Cognition is an advanced psychological process, mainly cognitive processes, such as attention, perception, representation, memory, thinking and language.
Cognitive psychology is a trend of psychological thought that emerged in the West in the mid-1950s. It is a psychological mechanism that serves as the basis of human behavior. Its core is the internal psychological process that occurs between input and output.
It also has a certain connection with traditional Western philosophy. Its main feature is that it emphasizes the role of knowledge and believes that knowledge is the main factor that determines human behavior.
In contrast to behaviorist psychologists, cognitive psychologists study internal mechanisms and processes that cannot be observed, such as memory processing, storage, retrieval, and changes in memory.
Studying cognitive processes from the perspective of information processing is the mainstream of modern cognitive psychology. It can be said that cognitive psychology is equivalent to information processing psychology.

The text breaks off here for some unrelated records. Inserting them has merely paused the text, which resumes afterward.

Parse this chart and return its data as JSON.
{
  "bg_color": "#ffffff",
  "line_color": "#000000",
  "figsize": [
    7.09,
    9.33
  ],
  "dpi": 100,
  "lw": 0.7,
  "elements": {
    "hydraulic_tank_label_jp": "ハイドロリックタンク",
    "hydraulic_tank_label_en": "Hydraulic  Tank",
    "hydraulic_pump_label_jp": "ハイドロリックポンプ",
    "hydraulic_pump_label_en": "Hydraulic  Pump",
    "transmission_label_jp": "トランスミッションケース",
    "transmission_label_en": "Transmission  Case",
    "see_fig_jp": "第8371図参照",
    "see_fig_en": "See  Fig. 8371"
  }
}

It regards human beings as an information processing system and believes that cognition is information processing, including the entire process of encoding, storage and retrieval of sensory input.
According to this view, cognition can be decomposed into a series of stages, each stage is a unit that performs certain specific operations on the input information, and the reaction is the product of this series of stages and operations.
All components of an information processing system are interconnected in some way.
With the development of cognitive psychology, this view of sequential processing is increasingly challenged by parallel processing theory and related theories of cognitive neuropsychology.